UNITED NATIONS -- The Global Compact, a U.N. program intended
to help businesses become better world citizens, celebrates its
first anniversary yesterday with more than 300 corporate partners,
up from 44 at its launch.
Though it so far has little to show for its efforts, participating firms
are to post their techniques for dealing with the many labor, human
rights and environmental challenges spawned by globalization on
the program's Web site in October, said U.N. Assistant Secretary-
General Michael Doyle.
The idea, he said in a recent interview, is to use the Web site,
www.unglobalcompact.org, as the foundation for a learning network where companies can share "best practices" on how they deal with the human side of economic change.
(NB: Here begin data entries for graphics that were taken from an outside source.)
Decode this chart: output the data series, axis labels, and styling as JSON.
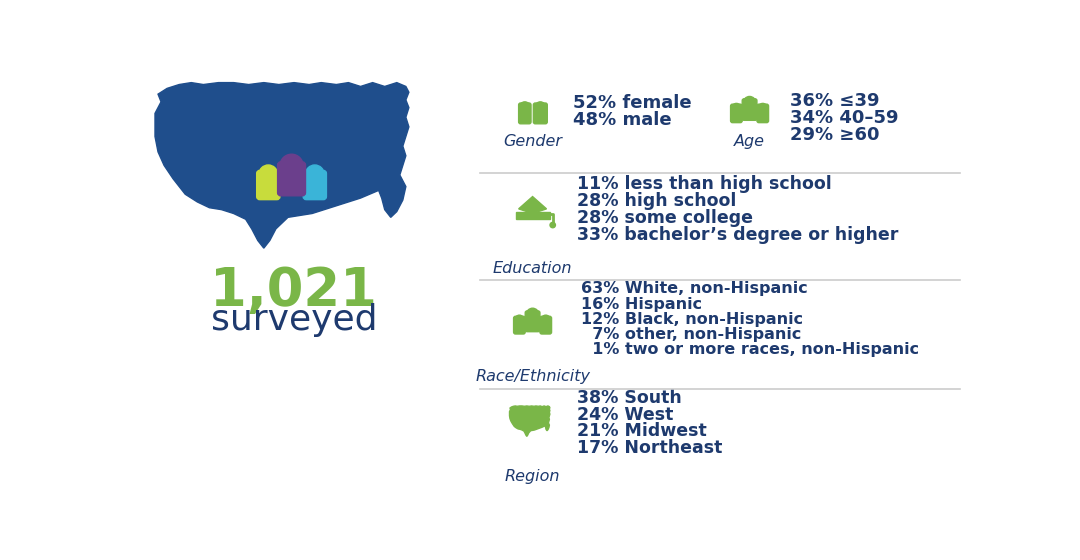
{
  "background_color": "#ffffff",
  "map_color": "#1f4e8c",
  "green_color": "#7ab648",
  "dark_blue_color": "#1e3a6e",
  "surveyed_number": "1,021",
  "surveyed_label": "surveyed",
  "person_colors": [
    "#c8dc3c",
    "#6b3f8c",
    "#3ab4d8"
  ],
  "divider_color": "#cccccc",
  "section_labels": [
    "Gender",
    "Age",
    "Education",
    "Race/Ethnicity",
    "Region"
  ],
  "gender_lines": [
    "52% female",
    "48% male"
  ],
  "age_lines": [
    "36% ≤39",
    "34% 40–59",
    "29% ≥60"
  ],
  "edu_lines": [
    "11% less than high school",
    "28% high school",
    "28% some college",
    "33% bachelor’s degree or higher"
  ],
  "race_lines": [
    "63% White, non-Hispanic",
    "16% Hispanic",
    "12% Black, non-Hispanic",
    "  7% other, non-Hispanic",
    "  1% two or more races, non-Hispanic"
  ],
  "region_lines": [
    "38% South",
    "24% West",
    "21% Midwest",
    "17% Northeast"
  ]
}
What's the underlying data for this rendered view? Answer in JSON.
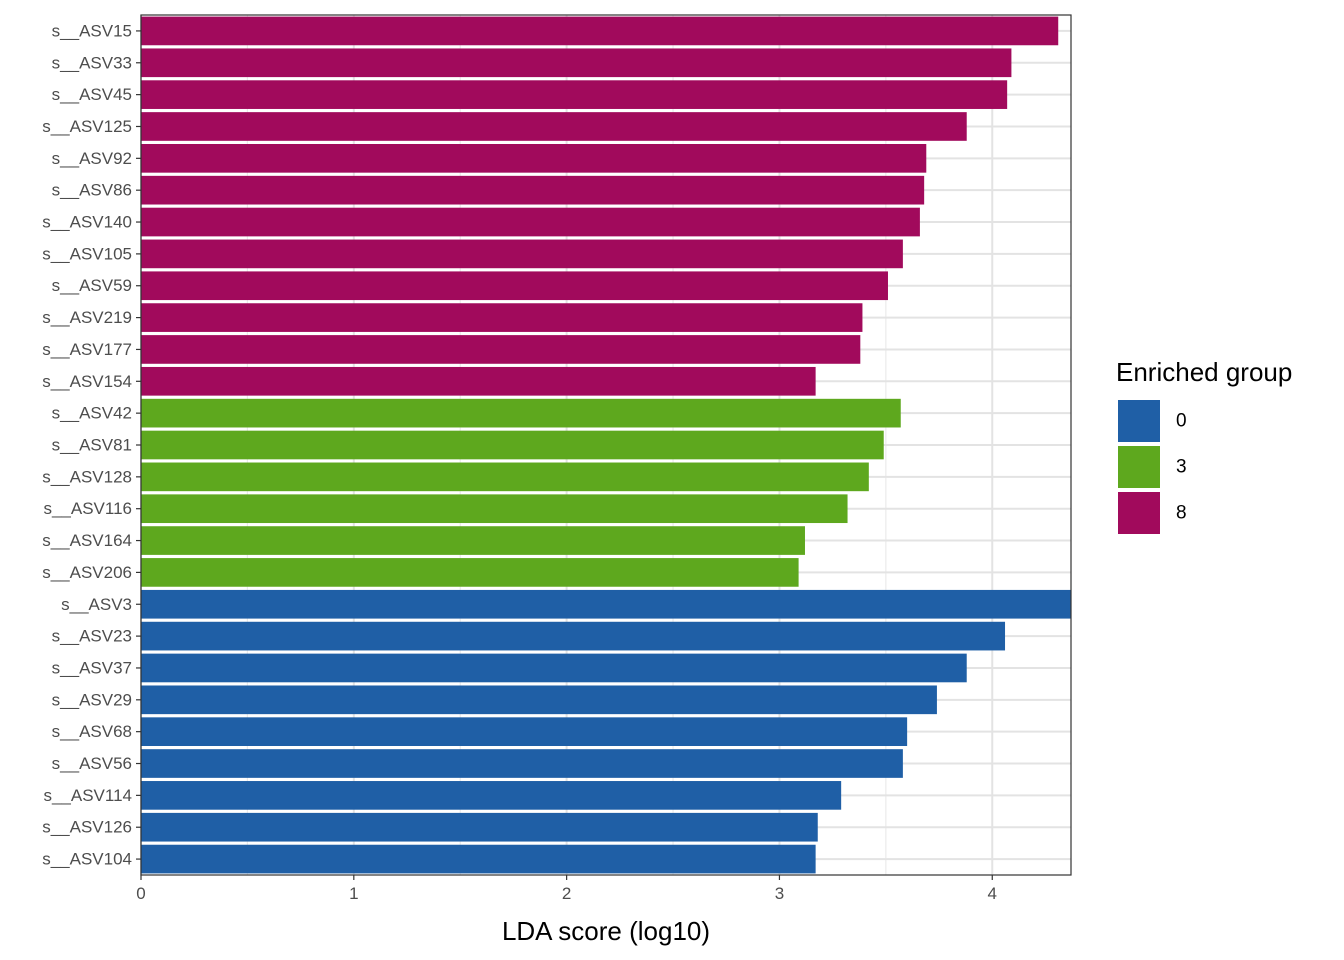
{
  "chart_data": {
    "type": "bar",
    "orientation": "horizontal",
    "xlabel": "LDA score (log10)",
    "ylabel": "",
    "xlim": [
      0,
      4.37
    ],
    "x_ticks": [
      0,
      1,
      2,
      3,
      4
    ],
    "grid": true,
    "legend": {
      "title": "Enriched group",
      "position": "right",
      "entries": [
        {
          "label": "0",
          "color": "#1F5FA6"
        },
        {
          "label": "3",
          "color": "#5EA81E"
        },
        {
          "label": "8",
          "color": "#A10A5C"
        }
      ]
    },
    "bars": [
      {
        "category": "s__ASV15",
        "value": 4.31,
        "group": "8"
      },
      {
        "category": "s__ASV33",
        "value": 4.09,
        "group": "8"
      },
      {
        "category": "s__ASV45",
        "value": 4.07,
        "group": "8"
      },
      {
        "category": "s__ASV125",
        "value": 3.88,
        "group": "8"
      },
      {
        "category": "s__ASV92",
        "value": 3.69,
        "group": "8"
      },
      {
        "category": "s__ASV86",
        "value": 3.68,
        "group": "8"
      },
      {
        "category": "s__ASV140",
        "value": 3.66,
        "group": "8"
      },
      {
        "category": "s__ASV105",
        "value": 3.58,
        "group": "8"
      },
      {
        "category": "s__ASV59",
        "value": 3.51,
        "group": "8"
      },
      {
        "category": "s__ASV219",
        "value": 3.39,
        "group": "8"
      },
      {
        "category": "s__ASV177",
        "value": 3.38,
        "group": "8"
      },
      {
        "category": "s__ASV154",
        "value": 3.17,
        "group": "8"
      },
      {
        "category": "s__ASV42",
        "value": 3.57,
        "group": "3"
      },
      {
        "category": "s__ASV81",
        "value": 3.49,
        "group": "3"
      },
      {
        "category": "s__ASV128",
        "value": 3.42,
        "group": "3"
      },
      {
        "category": "s__ASV116",
        "value": 3.32,
        "group": "3"
      },
      {
        "category": "s__ASV164",
        "value": 3.12,
        "group": "3"
      },
      {
        "category": "s__ASV206",
        "value": 3.09,
        "group": "3"
      },
      {
        "category": "s__ASV3",
        "value": 4.37,
        "group": "0"
      },
      {
        "category": "s__ASV23",
        "value": 4.06,
        "group": "0"
      },
      {
        "category": "s__ASV37",
        "value": 3.88,
        "group": "0"
      },
      {
        "category": "s__ASV29",
        "value": 3.74,
        "group": "0"
      },
      {
        "category": "s__ASV68",
        "value": 3.6,
        "group": "0"
      },
      {
        "category": "s__ASV56",
        "value": 3.58,
        "group": "0"
      },
      {
        "category": "s__ASV114",
        "value": 3.29,
        "group": "0"
      },
      {
        "category": "s__ASV126",
        "value": 3.18,
        "group": "0"
      },
      {
        "category": "s__ASV104",
        "value": 3.17,
        "group": "0"
      }
    ]
  }
}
"It's going to be a genuine learning exchange," he said. "One year
in, we've seen the companies making the kinds of practical and
intellectual bridges we were hoping for."
Doyle acknowledged the program's form was in part dictated by a
recognition that the corporate world was unwilling to accept binding
global standards on corporate governance.
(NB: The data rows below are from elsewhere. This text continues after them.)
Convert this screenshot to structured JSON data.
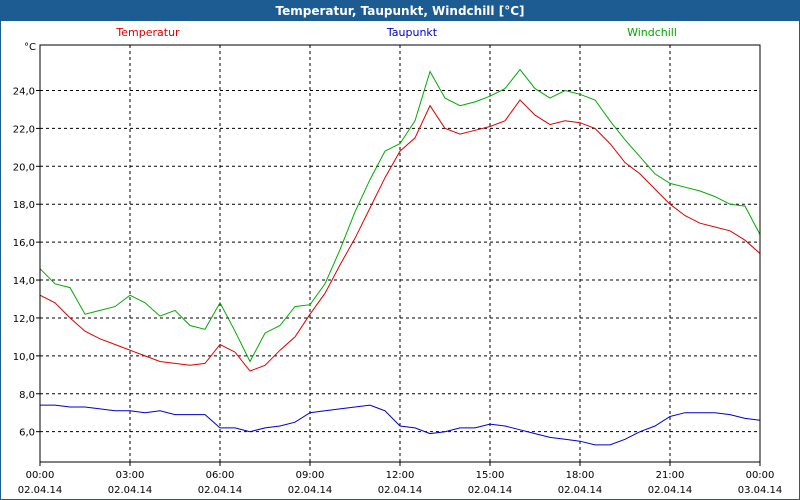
{
  "window": {
    "title": "Temperatur, Taupunkt, Windchill [°C]"
  },
  "chart_data": {
    "type": "line",
    "title": "Temperatur, Taupunkt, Windchill [°C]",
    "ylabel": "°C",
    "ylim": [
      4.4,
      26.4
    ],
    "yticks": [
      "6,0",
      "8,0",
      "10,0",
      "12,0",
      "14,0",
      "16,0",
      "18,0",
      "20,0",
      "22,0",
      "24,0"
    ],
    "ytick_values": [
      6,
      8,
      10,
      12,
      14,
      16,
      18,
      20,
      22,
      24
    ],
    "xlim": [
      0,
      24
    ],
    "xticks": [
      {
        "time": "00:00",
        "date": "02.04.14"
      },
      {
        "time": "03:00",
        "date": "02.04.14"
      },
      {
        "time": "06:00",
        "date": "02.04.14"
      },
      {
        "time": "09:00",
        "date": "02.04.14"
      },
      {
        "time": "12:00",
        "date": "02.04.14"
      },
      {
        "time": "15:00",
        "date": "02.04.14"
      },
      {
        "time": "18:00",
        "date": "02.04.14"
      },
      {
        "time": "21:00",
        "date": "02.04.14"
      },
      {
        "time": "00:00",
        "date": "03.04.14"
      }
    ],
    "grid": true,
    "legend_position": "top",
    "series": [
      {
        "name": "Temperatur",
        "color": "#dd0000",
        "x": [
          0,
          0.5,
          1,
          1.5,
          2,
          2.5,
          3,
          3.5,
          4,
          4.5,
          5,
          5.5,
          6,
          6.5,
          7,
          7.5,
          8,
          8.5,
          9,
          9.5,
          10,
          10.5,
          11,
          11.5,
          12,
          12.5,
          13,
          13.5,
          14,
          14.5,
          15,
          15.5,
          16,
          16.5,
          17,
          17.5,
          18,
          18.5,
          19,
          19.5,
          20,
          20.5,
          21,
          21.5,
          22,
          22.5,
          23,
          23.5,
          24
        ],
        "values": [
          13.2,
          12.8,
          12.0,
          11.3,
          10.9,
          10.6,
          10.3,
          10.0,
          9.7,
          9.6,
          9.5,
          9.6,
          10.6,
          10.2,
          9.2,
          9.5,
          10.3,
          11.0,
          12.2,
          13.3,
          14.8,
          16.2,
          17.8,
          19.4,
          20.8,
          21.5,
          23.2,
          22.0,
          21.7,
          21.9,
          22.1,
          22.4,
          23.5,
          22.7,
          22.2,
          22.4,
          22.3,
          22.0,
          21.2,
          20.2,
          19.6,
          18.8,
          18.0,
          17.4,
          17.0,
          16.8,
          16.6,
          16.1,
          15.4
        ]
      },
      {
        "name": "Taupunkt",
        "color": "#0000cc",
        "x": [
          0,
          0.5,
          1,
          1.5,
          2,
          2.5,
          3,
          3.5,
          4,
          4.5,
          5,
          5.5,
          6,
          6.5,
          7,
          7.5,
          8,
          8.5,
          9,
          9.5,
          10,
          10.5,
          11,
          11.5,
          12,
          12.5,
          13,
          13.5,
          14,
          14.5,
          15,
          15.5,
          16,
          16.5,
          17,
          17.5,
          18,
          18.5,
          19,
          19.5,
          20,
          20.5,
          21,
          21.5,
          22,
          22.5,
          23,
          23.5,
          24
        ],
        "values": [
          7.4,
          7.4,
          7.3,
          7.3,
          7.2,
          7.1,
          7.1,
          7.0,
          7.1,
          6.9,
          6.9,
          6.9,
          6.2,
          6.2,
          6.0,
          6.2,
          6.3,
          6.5,
          7.0,
          7.1,
          7.2,
          7.3,
          7.4,
          7.1,
          6.3,
          6.2,
          5.9,
          6.0,
          6.2,
          6.2,
          6.4,
          6.3,
          6.1,
          5.9,
          5.7,
          5.6,
          5.5,
          5.3,
          5.3,
          5.6,
          6.0,
          6.3,
          6.8,
          7.0,
          7.0,
          7.0,
          6.9,
          6.7,
          6.6
        ]
      },
      {
        "name": "Windchill",
        "color": "#00aa00",
        "x": [
          0,
          0.5,
          1,
          1.5,
          2,
          2.5,
          3,
          3.5,
          4,
          4.5,
          5,
          5.5,
          6,
          6.5,
          7,
          7.5,
          8,
          8.5,
          9,
          9.5,
          10,
          10.5,
          11,
          11.5,
          12,
          12.5,
          13,
          13.5,
          14,
          14.5,
          15,
          15.5,
          16,
          16.5,
          17,
          17.5,
          18,
          18.5,
          19,
          19.5,
          20,
          20.5,
          21,
          21.5,
          22,
          22.5,
          23,
          23.5,
          24
        ],
        "values": [
          14.6,
          13.8,
          13.6,
          12.2,
          12.4,
          12.6,
          13.2,
          12.8,
          12.1,
          12.4,
          11.6,
          11.4,
          12.8,
          11.3,
          9.7,
          11.2,
          11.6,
          12.6,
          12.7,
          13.8,
          15.6,
          17.6,
          19.3,
          20.8,
          21.2,
          22.4,
          25.0,
          23.6,
          23.2,
          23.4,
          23.7,
          24.1,
          25.1,
          24.1,
          23.6,
          24.0,
          23.8,
          23.5,
          22.4,
          21.4,
          20.5,
          19.6,
          19.1,
          18.9,
          18.7,
          18.4,
          18.0,
          17.9,
          16.4
        ]
      }
    ]
  }
}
But environmental and human rights groups that have been
participating in the program from the start said they were
nonetheless underwhelmed by the Global Compact's achievements
"Viewing the program solely as a learning experience represents a
wasted opportunity in assuring corporate responsibility," said
Arvind Ganesan, the Washington-based director of business and
human rights programs for Human Rights Watch. "The progress we
expected on moving beyond just a learning forum hasn't occurred
COMMITMENT TO HUMAN RIGHTS
Doyle said companies participate in the Global Compact by
making a commitment to observe a series of general principles on
human rights, labor relations and environmental protection, and to
engage in an open dialogue on how they were doing so.
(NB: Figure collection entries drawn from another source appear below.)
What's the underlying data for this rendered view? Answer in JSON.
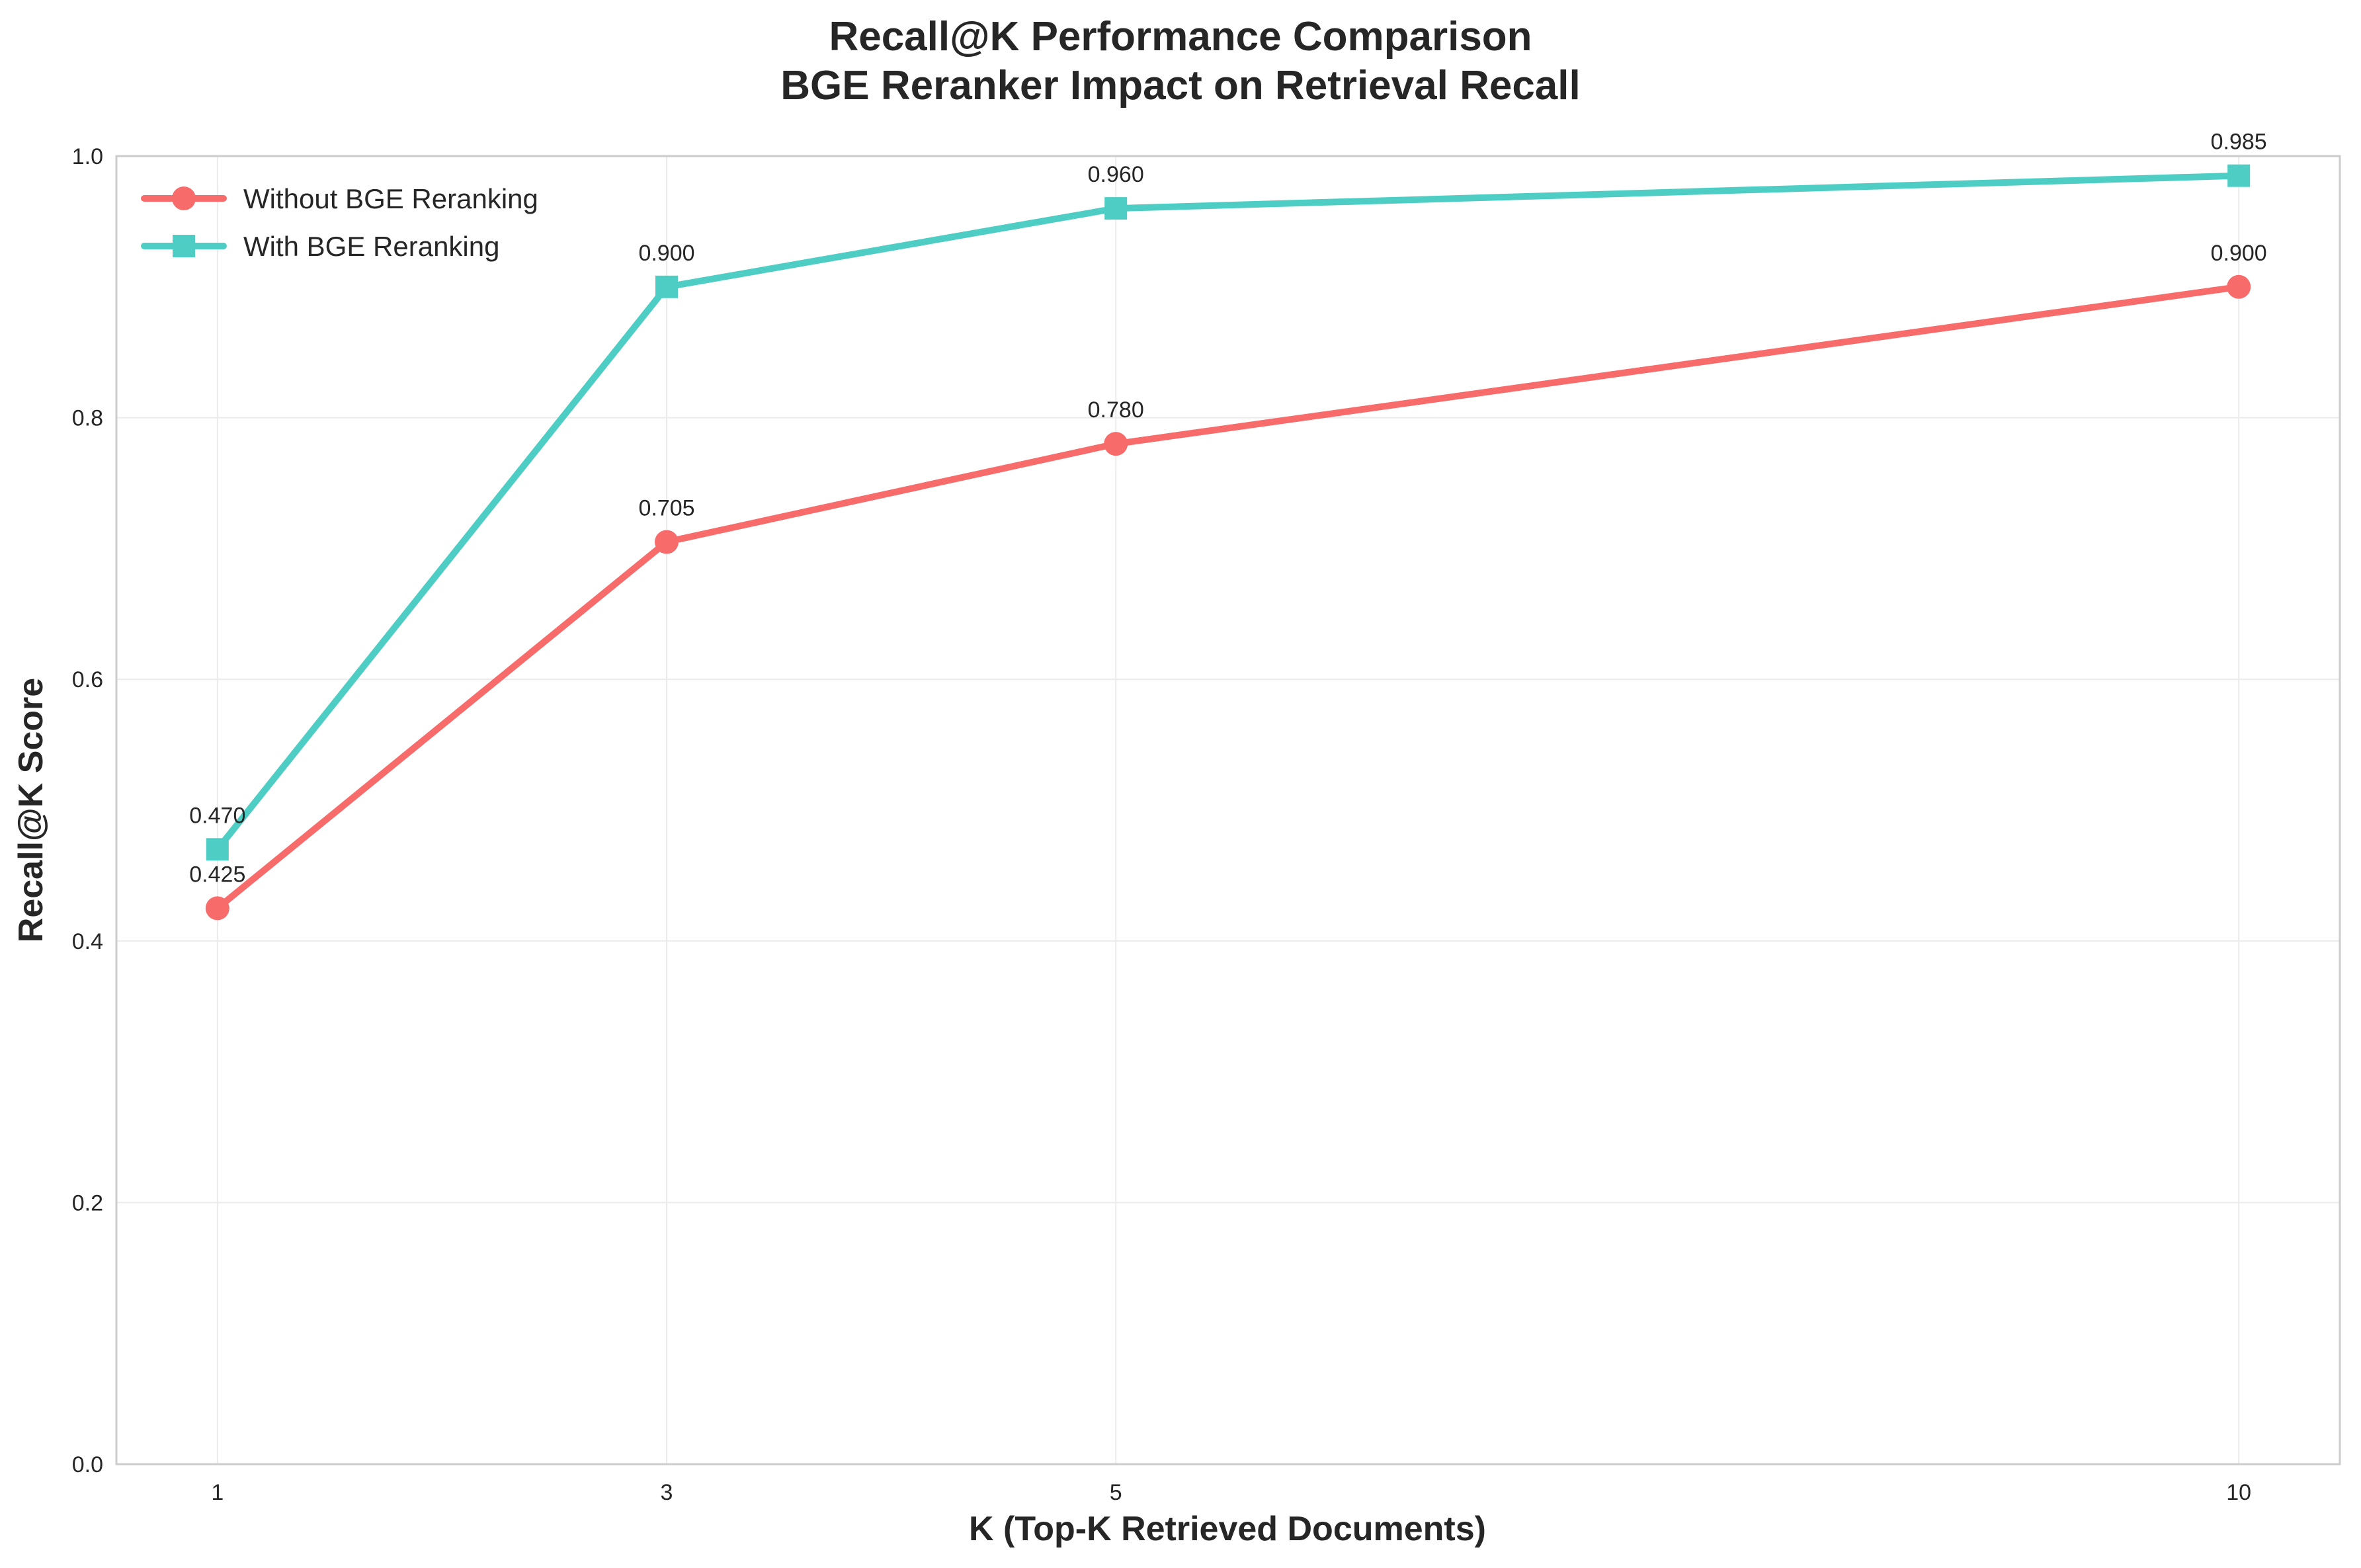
{
  "chart_data": {
    "type": "line",
    "title": "Recall@K Performance Comparison",
    "subtitle": "BGE Reranker Impact on Retrieval Recall",
    "xlabel": "K (Top-K Retrieved Documents)",
    "ylabel": "Recall@K Score",
    "x": [
      1,
      3,
      5,
      10
    ],
    "x_tick_labels": [
      "1",
      "3",
      "5",
      "10"
    ],
    "xlim": [
      0.55,
      10.45
    ],
    "ylim": [
      0.0,
      1.0
    ],
    "y_ticks": [
      0.0,
      0.2,
      0.4,
      0.6,
      0.8,
      1.0
    ],
    "y_tick_labels": [
      "0.0",
      "0.2",
      "0.4",
      "0.6",
      "0.8",
      "1.0"
    ],
    "grid": true,
    "legend_position": "upper-left",
    "series": [
      {
        "name": "Without BGE Reranking",
        "values": [
          0.425,
          0.705,
          0.78,
          0.9
        ],
        "labels": [
          "0.425",
          "0.705",
          "0.780",
          "0.900"
        ],
        "color": "#f76b6b",
        "marker": "circle"
      },
      {
        "name": "With BGE Reranking",
        "values": [
          0.47,
          0.9,
          0.96,
          0.985
        ],
        "labels": [
          "0.470",
          "0.900",
          "0.960",
          "0.985"
        ],
        "color": "#4ecdc4",
        "marker": "square"
      }
    ]
  }
}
Once their chosen methods of carrying out those guidelines are
posted on the Internet, they are subjected to critiques - by their
own employees as well as outsiders including human rights and
environmental groups and labor unions.
Among the firms already posting their submissions, the German
chemical giant BASF said, for example, that it had developed a
code of conduct linked to business goals and was assessing the
environmental impact of its activities.
South Africa's state-owned Eskom, Africa's largest provider of
electricity, said it had incorporated human rights considerations
into its decision-making and was actively recruiting more black
Ganesan of Human Rights Watch said that since the program had
issued guidelines on how businesses should behave, it should at
least try to assure the guidelines were being applied, for example
by procuring goods only from responsible companies.
It should also try to assure that companies were moving forward,
by adopting new measures rather than simply reporting on past
accomplishments, he said.
Even the United Nations itself was not yet applying the guidelines
in its own procurement policies, he said.